In the modern world of cross-calling languages, there is considerable
pressure to do things in the way the backbone does it, to accommodate
something like the CLR. I don't claim this is a completely irrelevant
issue--design needs to be done in a context, and this has become the
relevant context for a large number of users. But I do claim that a
discussion of "the right design within such a context" is not a
discussion of "what is natural or appropriate to people".)
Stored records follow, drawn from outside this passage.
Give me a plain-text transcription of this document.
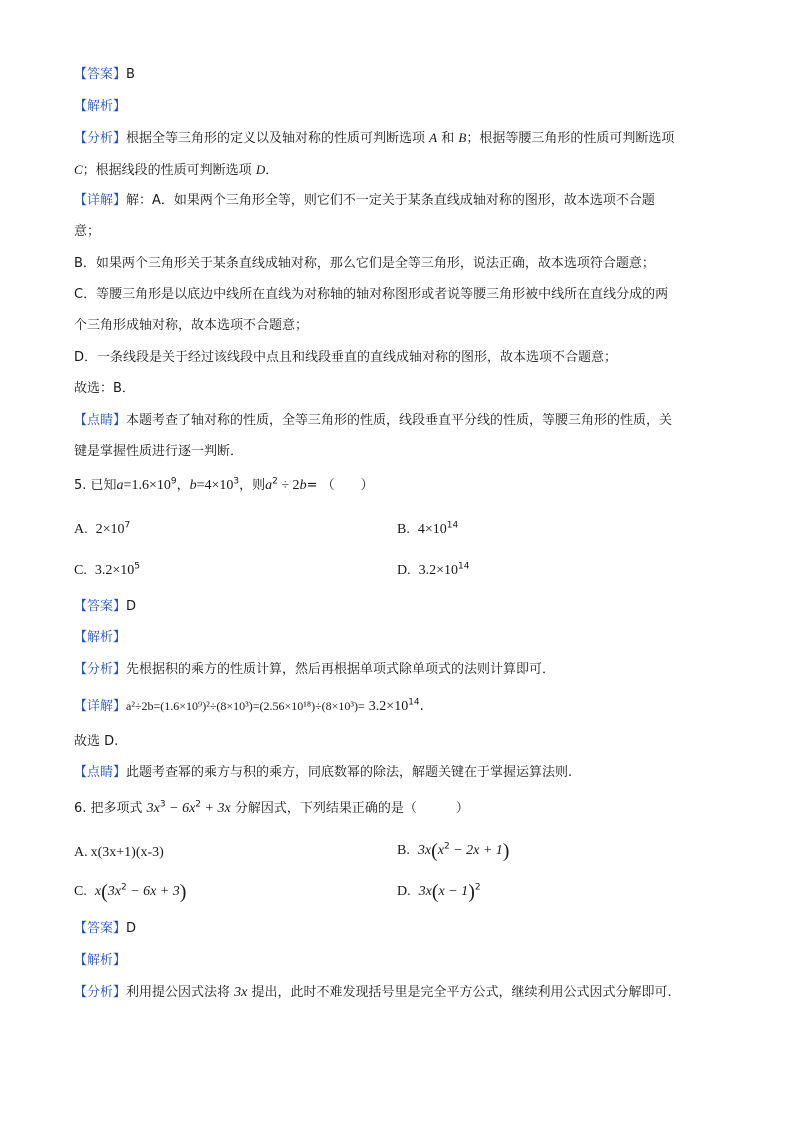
【答案】B
【解析】
【分析】根据全等三角形的定义以及轴对称的性质可判断选项 A 和 B；根据等腰三角形的性质可判断选项
C；根据线段的性质可判断选项 D．
【详解】解：A．如果两个三角形全等，则它们不一定关于某条直线成轴对称的图形，故本选项不合题
意；
B．如果两个三角形关于某条直线成轴对称，那么它们是全等三角形，说法正确，故本选项符合题意；
C．等腰三角形是以底边中线所在直线为对称轴的轴对称图形或者说等腰三角形被中线所在直线分成的两
个三角形成轴对称，故本选项不合题意；
D．一条线段是关于经过该线段中点且和线段垂直的直线成轴对称的图形，故本选项不合题意；
故选：B．
【点睛】本题考查了轴对称的性质，全等三角形的性质，线段垂直平分线的性质，等腰三角形的性质，关
键是掌握性质进行逐一判断．
5. 已知$a=1.6\times 10^9$，$b=4\times 10^3$，则$a^2 \div 2b=$ （　　）
A. $2\times 10^7$	B. $4\times 10^{14}$
C. $3.2\times 10^5$	D. $3.2\times 10^{14}$
【答案】D
【解析】
【分析】先根据积的乘方的性质计算，然后再根据单项式除单项式的法则计算即可．
【详解】$a^2\div 2b=(1.6\times 10^9)^2\div(8\times 10^3)=(2.56\times 10^{18})\div(8\times 10^3)= 3.2\times 10^{14}$.
故选 D.
【点睛】此题考查幂的乘方与积的乘方，同底数幂的除法，解题关键在于掌握运算法则.
6. 把多项式 $3x^3 - 6x^2 + 3x$ 分解因式，下列结果正确的是（　　　）
A. x(3x+1)(x-3)	B. $3x(x^2 - 2x + 1)$
C. $x(3x^2 - 6x + 3)$	D. $3x(x - 1)^2$
【答案】D
【解析】
【分析】利用提公因式法将 3x 提出，此时不难发现括号里是完全平方公式，继续利用公式因式分解即可.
By the way, while I don't tend to agree with or respond to a lot of
your posts for various reasons that are more social than technical, I
do think that the following text from an upthread post of yours, while
not something I agree with, is also not an unreasonable personal
opinion to take--it's just not one I agree with. I've been
disappointed by the harshly negative response to your remarks as if
you've offended some religion by making them. In fact, while I don't
agree, there's evidence you've given some thought to these issues, and
I am saddened by the idea that thoughtful people would reject each
others' ideas or cast aspersions on one another merely because they
disagree on technical claims, and I do consider these technical
claims. (Ironically, I think the reason you get the negative feedback
you do is that I think you've done the same to others in the past, so
maybe there's some justice here, or some lessons all around.
Nevertheless, I don't think that compounding past injustices with new
ones fixes anything.) Consequently, since these remarks are spoken with
due civil and technical focus, I'm going to reply in kind:
Xah wrote:
* The jargon is opaque. The words do not convey its meaning.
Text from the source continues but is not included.